By John Schuster (ellasbubbles.com)
Many people are preparing to remain in their homes as they age. They are finding ways to accommodate their home for the use of a wheelchair and decreased mobility. A large population of people with age related challenges are looking for ways to live independently in their homes. There are currently more than 30 million Americans who use wheelchairs and those numbers continue to increase.
The bathroom can be one of the most dangerous places in your home.
Bathrooms can present many accessibility challenges to people who use a wheelchair or need accommodations. More than 2/3 of emergency room visits are due to bathroom falls, therefore bathroom safety is the number one concern when making a home accessible. Most elderly falls take place near the toilet area, while the tub and shower are the most hazardous areas for adults. A wet floor, small spaces to maneuver, and/or bending and lifting required in accessing the tub, shower or toilet can often cause falls to occur. To make the bathroom a safe space for everyone who uses it is the ultimate goal in accessible design.
To better accommodate wheelchair users and make the bathroom more comfortable for everyone, accessible design can be implemented and it can even be done without sacrificing style.
Taking inventory of the users capabilities and preferences can be a good start when planning the building or remodeling of an accessible bathroom.
Ask these 5 questions when planning an accessible bathroom:
Take these 5 things into account when designing an accessible bathroom:
1. Bathing: Shower and Tub Accessibility
A low threshold shower is great for people using a wheelchair, walker or for someone who is at risk for falls and can be used by everyone regardless of ability. The opening to the shower is level with the floor and is sloped down to the drain. The shower should be 36” wide for someone using a transfer seat and 60” wide for someone in a wheelchair to be able to turn around or for needed assistance.
Walk-in tubs allow easier access. They let a user walk into the tub without having to climb over the side. Grab bars should be installed in all bathing areas. One of the most important things to address in the shower to prevent falls is a nonslip floor surface. Maintaining a safe water temperature with an anti-scald thermostatic control valve will prevent burns by limiting the water temperature in the tub and shower.
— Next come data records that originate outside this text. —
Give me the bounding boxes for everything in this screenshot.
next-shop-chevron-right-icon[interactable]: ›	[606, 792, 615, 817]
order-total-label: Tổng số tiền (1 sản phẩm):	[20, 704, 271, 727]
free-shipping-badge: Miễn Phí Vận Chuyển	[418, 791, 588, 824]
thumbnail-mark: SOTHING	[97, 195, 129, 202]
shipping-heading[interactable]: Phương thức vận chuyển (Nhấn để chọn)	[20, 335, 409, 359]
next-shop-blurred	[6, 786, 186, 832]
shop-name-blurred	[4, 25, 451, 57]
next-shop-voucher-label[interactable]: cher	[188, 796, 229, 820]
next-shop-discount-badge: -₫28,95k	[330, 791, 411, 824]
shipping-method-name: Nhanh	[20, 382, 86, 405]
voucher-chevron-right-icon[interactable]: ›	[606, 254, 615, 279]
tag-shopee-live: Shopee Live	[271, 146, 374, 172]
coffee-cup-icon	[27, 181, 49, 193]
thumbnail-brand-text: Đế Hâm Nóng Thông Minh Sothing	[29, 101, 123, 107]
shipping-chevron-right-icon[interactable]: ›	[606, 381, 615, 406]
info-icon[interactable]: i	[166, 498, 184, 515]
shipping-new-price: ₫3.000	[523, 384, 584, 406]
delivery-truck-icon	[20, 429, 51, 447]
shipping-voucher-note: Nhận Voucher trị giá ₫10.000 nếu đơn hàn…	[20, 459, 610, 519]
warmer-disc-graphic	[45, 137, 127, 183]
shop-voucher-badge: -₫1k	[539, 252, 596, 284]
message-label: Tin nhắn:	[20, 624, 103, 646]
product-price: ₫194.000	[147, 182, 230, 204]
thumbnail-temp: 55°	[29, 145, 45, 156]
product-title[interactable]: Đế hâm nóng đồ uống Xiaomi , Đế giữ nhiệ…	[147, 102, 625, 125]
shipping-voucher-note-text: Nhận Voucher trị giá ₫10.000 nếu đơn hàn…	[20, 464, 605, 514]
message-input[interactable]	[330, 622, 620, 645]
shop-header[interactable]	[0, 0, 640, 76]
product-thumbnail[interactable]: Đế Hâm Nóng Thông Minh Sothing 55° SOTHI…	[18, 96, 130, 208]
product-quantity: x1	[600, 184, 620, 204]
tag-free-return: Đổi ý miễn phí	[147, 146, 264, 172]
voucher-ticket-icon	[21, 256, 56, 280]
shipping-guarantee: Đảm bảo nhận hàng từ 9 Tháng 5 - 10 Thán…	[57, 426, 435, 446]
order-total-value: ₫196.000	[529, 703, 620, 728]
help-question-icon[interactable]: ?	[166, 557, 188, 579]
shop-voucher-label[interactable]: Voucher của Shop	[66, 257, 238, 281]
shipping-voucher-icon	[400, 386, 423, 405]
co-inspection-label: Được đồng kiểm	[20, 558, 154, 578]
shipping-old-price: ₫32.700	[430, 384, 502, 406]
Plan where hair care, bathing products, soap, washcloth, and any other items should go within reach of someone in the tub. Install a handheld shower-head that can used by a seated bather. A towel holder should be installed within reach for drying off before exiting the shower to prevent slippery wet floors.
2. Bathroom Sink and Vanity Accessibility
The sink should allow seated users with enough clearance to provide knee room. It can be mounted on the wall with no cabinet underneath for both standing and seated users. Make the sink accessible with single-handle faucets, that can be easily turned on and off without having to grab or twist.
3. Bathroom Toilet Accessibility
A toilet should be 17”-19” high as recommended by the ADA. This is a comfortable height for most users. It's easier to lower, stand, or transfer from a wheelchair/walker to the toilet with a higher seat. If replacing the toilet is not an option, a thicker toilet seat may be used to add height to the toilet. The toilet paper dispenser should be forward of the bowl at a comfortable height. Placement of things a user may need when using the toilet should also be considered. Installing at least one grab bar on the wall near the toilet is recommended.
4. Bathroom Lighting
It is important for safety to have good lighting in the bathroom. Create even lighting by using natural light as much as possible. Make light switches within reach of someone in a wheelchair. For people who have trouble accessing light switches, motion detector lights are also available.
5. General Bathroom Access and Safety
For mobility devices in an accessible bathroom, 30” x 48” in front of each plumbing fixture as well as room to turn around in a wheelchair is necessary. The doorway may need to be widened for wheelchair access. A door into the bathroom should be a minimum of 34” wide for wheelchair users. Lever style door handles are easier to use than normal doorknobs. Allow more space inside the bathroom with a door that swings outward instead of inward. Bath mats should be avoided on the floor because they are an obstacle for people in a wheelchair and are a tripping hazard. For the use of small appliances such as hair dryers, toothbrushes, and electric razors, grounded electrical outlets should be installed.